Venise au XVIIIe siècle : où l’on pouvait attendre un récital Vivaldi de plus, le Musée d’Orsay offre un programme plus varié qu’on l’aurait cru, et surtout plus original. Si le Prêtre roux est bien présent, le temps de deux concerti et d’une aria, il se fait ici entendre dans un registre moins virtuose et plus sombre qu’à l’accoutumée. Un avatar, le concerto en ré majeur RV 234, où grondent déjà les tempêtes de « l’été » des Quatre saisons, riche d’un adagio d’une admirable économie de moyens. Et avec Vivaldi, ce sont Veracini et Albinoni qui entourent, dans une atmosphère sérieuse, les sérieuses interventions, mater dolorosa, de Bernarda Fink.
« Hor ch’è tempo di dormire », pièce la plus ancienne du concert, accompagnée uniquement par deux notes de théorbe en ostinato, requiert d’entrée toute l’éloquence de l’argentine, qui ne craint pas les silences qui se prolongent ni les lenteurs qui s’installent – mieux : elle en fait, ces silences et ces lenteurs, un élément de son interprétation, aussi essentiel que la beauté sombre de sa voix, que la noblesse altière de son phrasé, que l’expressivité de son verbe. « Sovvente il sole », extrait de l’Andromeda liberata, est la seule incartade vivaldienne que Bernarda Fink s’autorise, mais elle le fait sans aucune afféterie, préférant aux roucoulades la simple beauté une mélancolie douce et sans fard, aux œillades virtuoses un regard embué, aussi fixe que chargé d’émotions.

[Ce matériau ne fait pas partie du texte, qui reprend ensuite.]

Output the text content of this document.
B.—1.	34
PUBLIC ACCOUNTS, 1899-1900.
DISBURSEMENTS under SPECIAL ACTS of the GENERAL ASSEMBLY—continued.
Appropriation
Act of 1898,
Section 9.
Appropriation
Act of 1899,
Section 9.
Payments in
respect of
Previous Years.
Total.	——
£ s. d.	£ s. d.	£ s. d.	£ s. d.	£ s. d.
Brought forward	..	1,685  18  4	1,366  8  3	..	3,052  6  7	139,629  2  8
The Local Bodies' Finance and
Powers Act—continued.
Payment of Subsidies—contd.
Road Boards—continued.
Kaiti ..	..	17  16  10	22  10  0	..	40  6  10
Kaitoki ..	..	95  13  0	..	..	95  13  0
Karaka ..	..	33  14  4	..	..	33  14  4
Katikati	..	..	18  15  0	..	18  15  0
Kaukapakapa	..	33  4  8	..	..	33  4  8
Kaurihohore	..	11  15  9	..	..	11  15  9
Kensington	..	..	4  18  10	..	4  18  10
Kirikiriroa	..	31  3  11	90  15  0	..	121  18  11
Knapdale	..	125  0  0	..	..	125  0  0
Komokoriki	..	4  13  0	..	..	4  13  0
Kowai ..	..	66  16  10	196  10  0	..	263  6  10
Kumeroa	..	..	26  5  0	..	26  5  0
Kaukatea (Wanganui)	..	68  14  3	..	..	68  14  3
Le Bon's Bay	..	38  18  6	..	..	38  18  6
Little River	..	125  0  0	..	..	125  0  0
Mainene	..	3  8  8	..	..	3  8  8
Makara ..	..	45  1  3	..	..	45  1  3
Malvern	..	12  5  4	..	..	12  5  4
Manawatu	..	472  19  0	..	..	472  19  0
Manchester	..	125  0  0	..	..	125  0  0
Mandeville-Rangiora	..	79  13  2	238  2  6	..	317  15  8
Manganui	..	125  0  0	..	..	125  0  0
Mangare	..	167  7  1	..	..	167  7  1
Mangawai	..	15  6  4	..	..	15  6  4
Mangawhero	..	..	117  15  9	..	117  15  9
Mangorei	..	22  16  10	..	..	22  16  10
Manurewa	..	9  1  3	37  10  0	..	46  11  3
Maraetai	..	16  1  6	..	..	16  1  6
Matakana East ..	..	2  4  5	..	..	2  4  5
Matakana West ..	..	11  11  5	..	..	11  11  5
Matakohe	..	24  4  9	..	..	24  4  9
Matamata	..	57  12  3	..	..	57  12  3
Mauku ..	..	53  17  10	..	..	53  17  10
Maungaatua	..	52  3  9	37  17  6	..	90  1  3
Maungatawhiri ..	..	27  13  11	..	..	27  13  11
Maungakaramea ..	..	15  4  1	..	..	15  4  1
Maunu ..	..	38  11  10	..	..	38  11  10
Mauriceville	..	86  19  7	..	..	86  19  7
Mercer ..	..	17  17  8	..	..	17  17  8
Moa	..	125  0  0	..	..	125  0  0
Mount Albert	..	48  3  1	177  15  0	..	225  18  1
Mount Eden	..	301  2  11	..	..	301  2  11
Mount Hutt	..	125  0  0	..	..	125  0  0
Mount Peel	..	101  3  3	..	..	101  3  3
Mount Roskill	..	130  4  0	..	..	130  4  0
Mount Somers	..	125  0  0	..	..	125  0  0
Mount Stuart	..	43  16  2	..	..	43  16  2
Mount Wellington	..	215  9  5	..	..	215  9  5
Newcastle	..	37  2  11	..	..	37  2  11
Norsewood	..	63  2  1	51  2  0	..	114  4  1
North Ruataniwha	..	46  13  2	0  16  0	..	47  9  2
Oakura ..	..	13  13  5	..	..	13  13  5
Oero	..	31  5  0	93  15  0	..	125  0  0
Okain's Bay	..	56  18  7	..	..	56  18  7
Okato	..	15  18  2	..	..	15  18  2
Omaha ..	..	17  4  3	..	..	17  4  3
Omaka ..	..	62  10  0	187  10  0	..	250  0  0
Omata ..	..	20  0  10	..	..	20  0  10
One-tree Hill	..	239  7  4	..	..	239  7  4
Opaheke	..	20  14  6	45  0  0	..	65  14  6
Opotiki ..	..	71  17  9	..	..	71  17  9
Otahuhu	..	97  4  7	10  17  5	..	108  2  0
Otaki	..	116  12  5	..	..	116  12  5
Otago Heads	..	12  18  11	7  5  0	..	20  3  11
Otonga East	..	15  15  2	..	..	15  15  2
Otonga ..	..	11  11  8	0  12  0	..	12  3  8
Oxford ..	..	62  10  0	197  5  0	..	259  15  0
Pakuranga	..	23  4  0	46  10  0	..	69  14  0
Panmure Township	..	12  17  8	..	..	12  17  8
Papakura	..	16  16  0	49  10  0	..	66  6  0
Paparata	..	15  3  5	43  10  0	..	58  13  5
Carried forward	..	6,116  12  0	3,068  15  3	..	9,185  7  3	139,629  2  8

A ces deux morceaux de bravoure succède un défi plus grand encore : celui que représente Il pianto di Maria, cantate longtemps prêtée à Haendel, et aujourd’hui attribuée à un vénitien entré au service des ducs de Bavière, Giovanni Battista Ferrandini. Cette œuvre de près d’une demi-heure n’économise pas les forces de la chanteuse qui enchaîne une cavatine, deux arie da capo élégiaques et des récitatifs accompagnés volontiers plus furieux, tous ces mouvements nous faisant progressivement gravir les lourdes marches de l’escalier qui mène de la crucifixion de Jésus au jour du Jugement dernier. Ce paysage lyrique contrasté, Bernarda Fink le peint avec imagination et inventivité, sans se départir d’une rigueur qui n’a ici rien d’un carcan, mais qui sert bien au contraire le propos artistique de la chanteuse. Maria aux accents pleins de noblesse jusqu’aux tréfonds de la douleur, statue marmoréenne ou simple femme en proie à l’affliction, véritable figure de Titien, faible et forte, vénérable et pitoyable, ce qu’elle nous fait entendre là est bouleversant.
Si la chanteuse Bernarda Fink était un orchestre, elle serait sans doute l’Academy of Ancient Music : la même science animée de la même sensibilité artistique, à la fois sobre et juste, habite ce soir cantatrice et musiciens. A la tête de ces derniers Rodolfo Richter est un animateur passionné et, chez Vivaldi, un violoniste d’exception. Mais ce sont les hautbois de Frank de Bruine et de Lars Henriksson que l’on retient avant tout dans le concerto en do d’Albinoni : pendants instrumentaux de la voix ambrée de Bernarda Fink, ils fascinent, aussi tristes que facétieux, aussi brillants que profonds, exactement comme Venise.